The student loan debt crisis has hit African-Americans the hardest, and Democratic presidential candidate Elizabeth Warren says she knows how to fix that glaring racial discrepancy.

The senator from Massachusetts announced Monday that she has a plan to provide debt relief for the approximately 42 million Americans burdened with paying back excessively high sums of money paid for their educations. Warren said her solution would focus on inequalities that disproportionately affect African-American and Latino families.

Part of Warren’s plan would create a $50 billion fund to support historically black colleges and universities (HBCUs) so they can provide affordable educations comparable to other schools in their areas.

Her overarching plan would forgive federal student loan debt for lower-income people. Those who earn $100,000 or less would have $50,000 erased from their loan. Borrowers who have higher incomes, up to $250,000, would have smaller amounts forgiven. Warren said her plan would impact more than 75 percent of borrowers.

“The entire cost of my broad debt cancellation plan and universal free college is more than covered by my Ultra-Millionaire Tax — a 2% annual tax on the 75,000 families with $50 million or more in wealth,” she said. “For decades, we’ve allowed the wealthy to pay less while burying tens of millions of working Americans in education debt. It’s time to make different choices.”

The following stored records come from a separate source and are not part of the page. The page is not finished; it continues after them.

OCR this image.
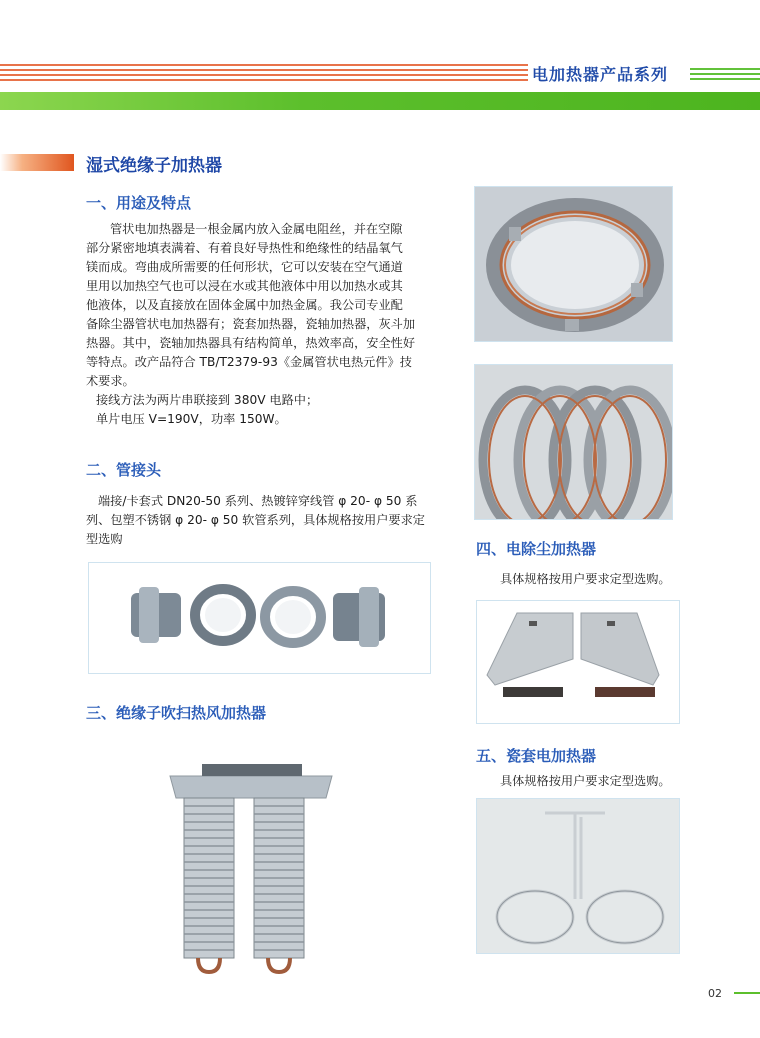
电加热器产品系列
湿式绝缘子加热器
一、用途及特点
管状电加热器是一根金属内放入金属电阻丝，并在空隙
部分紧密地填表满着、有着良好导热性和绝缘性的结晶氧气
镁而成。弯曲成所需要的任何形状，它可以安装在空气通道
里用以加热空气也可以浸在水或其他液体中用以加热水或其
他液体，以及直接放在固体金属中加热金属。我公司专业配
备除尘器管状电加热器有；瓷套加热器，瓷轴加热器，灰斗加
热器。其中，瓷轴加热器具有结构简单，热效率高，安全性好
等特点。改产品符合 TB/T2379-93《金属管状电热元件》技
术要求。
接线方法为两片串联接到 380V 电路中；
单片电压 V=190V，功率 150W。
二、管接头
端接/卡套式 DN20-50 系列、热镀锌穿线管 φ 20- φ 50 系
列、包塑不锈钢 φ 20- φ 50 软管系列，具体规格按用户要求定
型选购
三、绝缘子吹扫热风加热器
四、电除尘加热器
具体规格按用户要求定型选购。
五、瓷套电加热器
具体规格按用户要求定型选购。
02
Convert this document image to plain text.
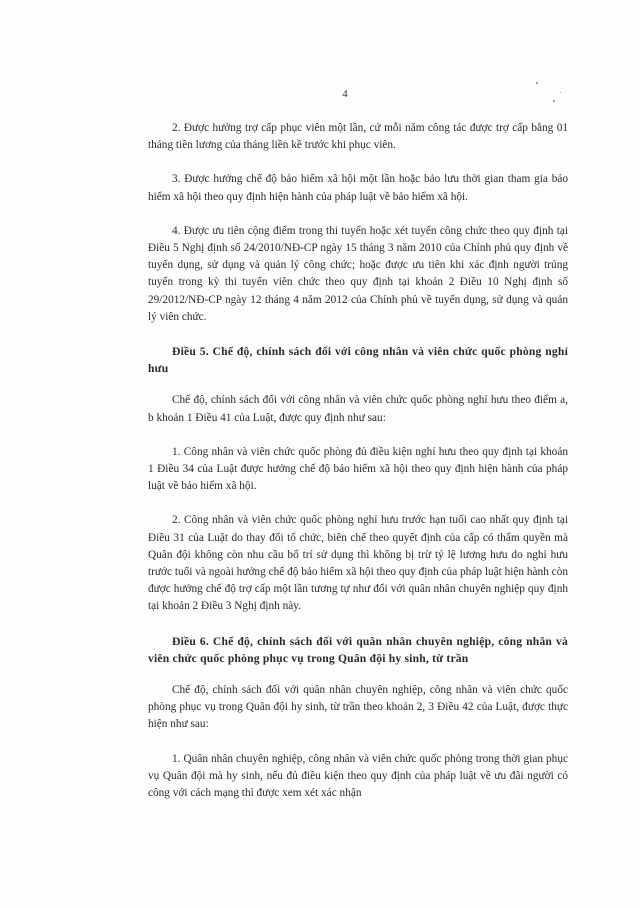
4

2. Được hưởng trợ cấp phục viên một lần, cứ mỗi năm công tác được trợ cấp bằng 01 tháng tiền lương của tháng liền kề trước khi phục viên.

3. Được hưởng chế độ bảo hiểm xã hội một lần hoặc bảo lưu thời gian tham gia bảo hiểm xã hội theo quy định hiện hành của pháp luật về bảo hiểm xã hội.

4. Được ưu tiên cộng điểm trong thi tuyển hoặc xét tuyển công chức theo quy định tại Điều 5 Nghị định số 24/2010/NĐ-CP ngày 15 tháng 3 năm 2010 của Chính phủ quy định về tuyển dụng, sử dụng và quản lý công chức; hoặc được ưu tiên khi xác định người trúng tuyển trong kỳ thi tuyển viên chức theo quy định tại khoản 2 Điều 10 Nghị định số 29/2012/NĐ-CP ngày 12 tháng 4 năm 2012 của Chính phủ về tuyển dụng, sử dụng và quản lý viên chức.

Điều 5. Chế độ, chính sách đối với công nhân và viên chức quốc phòng nghỉ hưu

Chế độ, chính sách đối với công nhân và viên chức quốc phòng nghỉ hưu theo điểm a, b khoản 1 Điều 41 của Luật, được quy định như sau:

1. Công nhân và viên chức quốc phòng đủ điều kiện nghỉ hưu theo quy định tại khoản 1 Điều 34 của Luật được hưởng chế độ bảo hiểm xã hội theo quy định hiện hành của pháp luật về bảo hiểm xã hội.

2. Công nhân và viên chức quốc phòng nghỉ hưu trước hạn tuổi cao nhất quy định tại Điều 31 của Luật do thay đổi tổ chức, biên chế theo quyết định của cấp có thẩm quyền mà Quân đội không còn nhu cầu bố trí sử dụng thì không bị trừ tỷ lệ lương hưu do nghỉ hưu trước tuổi và ngoài hưởng chế độ bảo hiểm xã hội theo quy định của pháp luật hiện hành còn được hưởng chế độ trợ cấp một lần tương tự như đối với quân nhân chuyên nghiệp quy định tại khoản 2 Điều 3 Nghị định này.

Điều 6. Chế độ, chính sách đối với quân nhân chuyên nghiệp, công nhân và viên chức quốc phòng phục vụ trong Quân đội hy sinh, từ trần

Chế độ, chính sách đối với quân nhân chuyên nghiệp, công nhân và viên chức quốc phòng phục vụ trong Quân đội hy sinh, từ trần theo khoản 2, 3 Điều 42 của Luật, được thực hiện như sau:

1. Quân nhân chuyên nghiệp, công nhân và viên chức quốc phòng trong thời gian phục vụ Quân đội mà hy sinh, nếu đủ điều kiện theo quy định của pháp luật về ưu đãi người có công với cách mạng thì được xem xét xác nhận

U.S. Department of Education study released in 2017 found that Black students were far more likely to get a federal student loan to pay for their undergraduate education. Blacks also disproportionately owed more on those loans than they originally borrowed 12 years after entering college.

The Education Department study said 95 percent of Black students attending a for-profit college took out student loans. At the same time, about 75 percent of Black students who did not complete their program at a for-profit college defaulted.

Black students who began college in the 2003 – 2004 academic year owed 113 percent of the original amount they borrowed 12 years later. By comparison, white students owed 65 percent of their original debt.

The problem has existed for years, but it has gotten worse recently. African-American borrowers who began college in the 1995 – 1996 academic year owed 101 percent of the original debt 12 years later.

The Center For American Progress said discrimination and inequality, including the wage gap between Blacks and whites, are a couple of the reasons for the disparity.

“The median African-American household has just $1,700 in accumulated wealth. Racial discrimination in hiring has not improved over the past quarter century,” the organization said. “Perhaps it’s too much to expect student loans and postsecondary education to solve these structural problems, but sending African-American students into an inequitable adulthood with large debts from college can put them even further behind than they already start.”